Aoife Sweeney O’Connor is bringing ‘An Evening with Wee Daniel’ to new audiences

The artist describes it as a “rapturous love letter to the rural queer non -binary experience, and to mammies and Daniel!’

Comedy has always been a popular part of the programme and this year attendees can choose to watch comic productions such as visiting A Good Room from Cian Jordan and Allie O’Rourke.

The idea of this show is that the pair are running out of space and time to get this show on. Where can they stage it, they ask, eventually coming up with the idea of Cian’s bedroom. This is an interactive comedy about friendship, space and most of all home.
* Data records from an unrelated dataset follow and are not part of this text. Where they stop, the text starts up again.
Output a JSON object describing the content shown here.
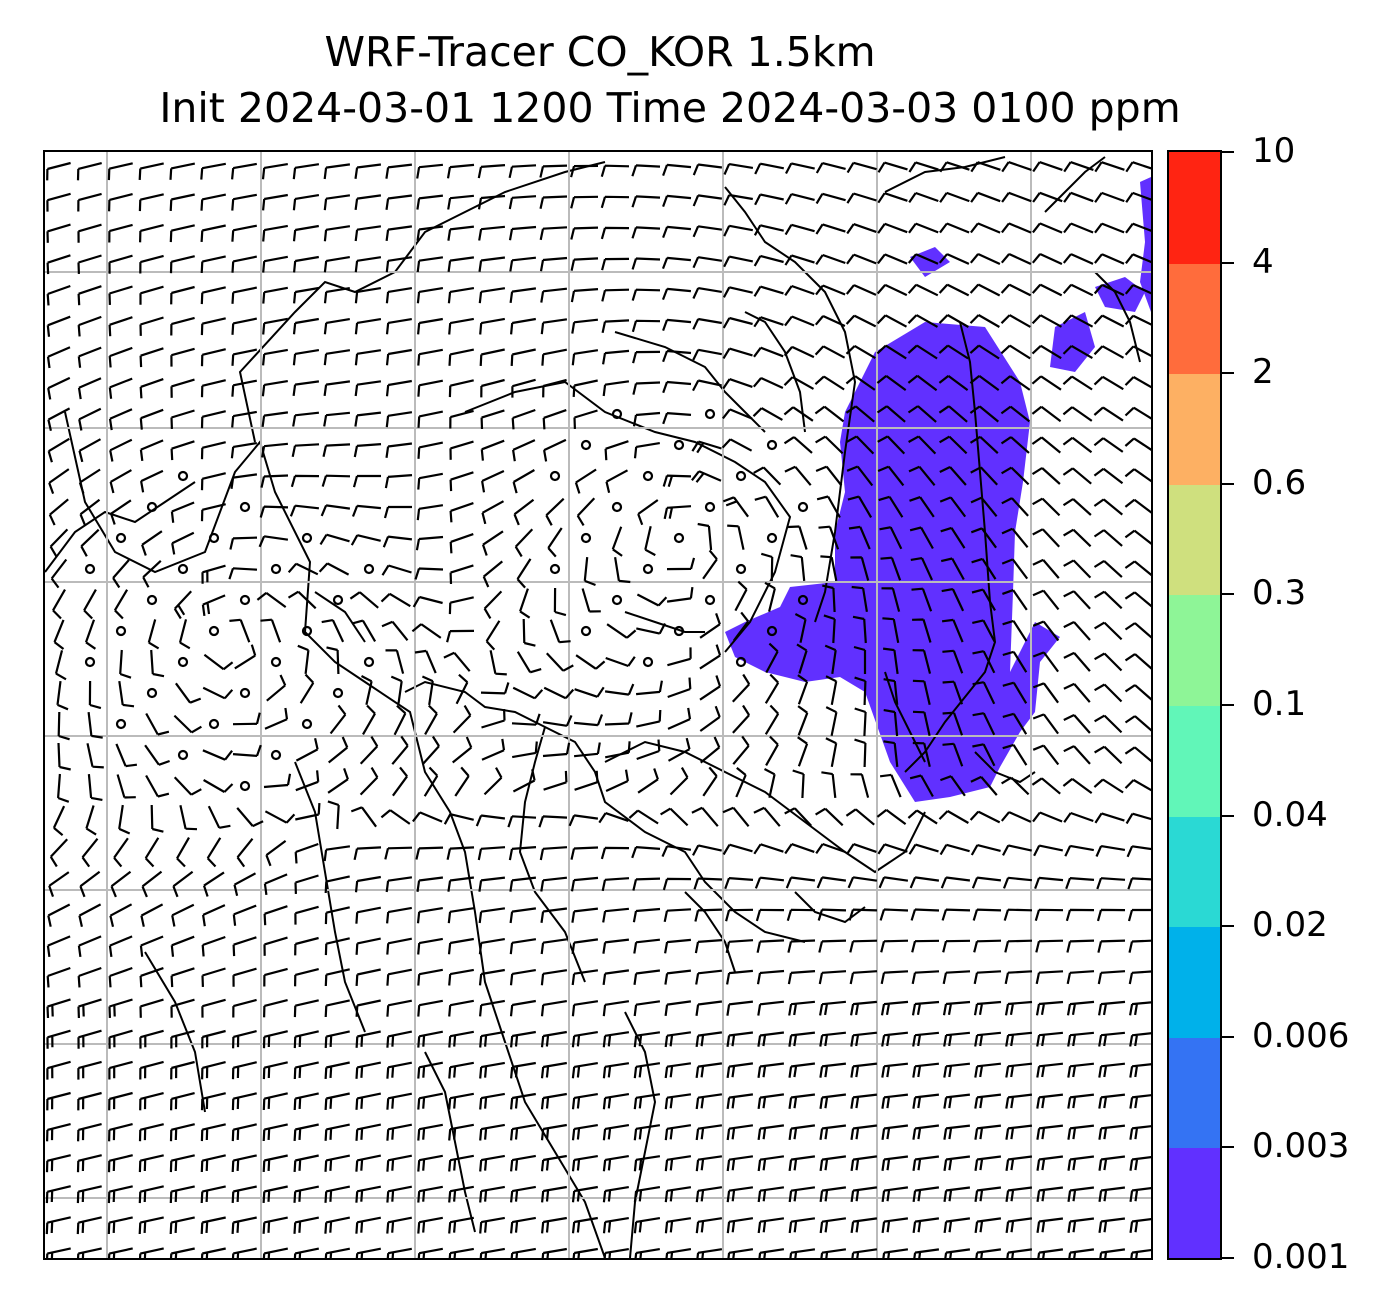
{
  "title": {
    "line1": "WRF-Tracer CO_KOR 1.5km",
    "line2": "Init 2024-03-01 1200 Time 2024-03-03 0100 ppm"
  },
  "colorbar": {
    "levels": [
      "0.001",
      "0.003",
      "0.006",
      "0.02",
      "0.04",
      "0.1",
      "0.3",
      "0.6",
      "2",
      "4",
      "10"
    ],
    "colors": [
      "#6130ff",
      "#3473f3",
      "#00b1ea",
      "#2ad9d4",
      "#61f6b8",
      "#8ef597",
      "#cfe07e",
      "#fdb063",
      "#ff6c3c",
      "#ff2412"
    ]
  },
  "map": {
    "plume_color": "#6130ff",
    "gridline_color": "#bbbbbb",
    "coastline_color": "#000000"
  }
}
Also joining the comedy line up for this year’s Fringe is comedian David O’Doherty at the Projecy Arts Centre. Other familiar comedy voices on the line up include Julie Jay and Shane Daniel Byrne.

Shane Daniel Byrne is on the line up for this year’s Fringe

For music lovers, Irish -Palestinian artist Róisín El Cherif will be performing at the Project Arts Centre delivering a performance that fuses Arabic and Irish musical traditions.

The show is described as unique as it brings together, original music, poetry, and film to tell her story.

Another significant show in the festival programme is contemporary dance show Hyper physical, which is described as a “high-octane double dance bill”.

This piece is presented by the Irish Modern Dance Theatre and features the work of the US choreographer Abby Zbikowski and acclaimed choreographer John Scott with his Irish Modern Dance Theatre company.

The 30th Fringe Festival kicks off today and runs until 22 September.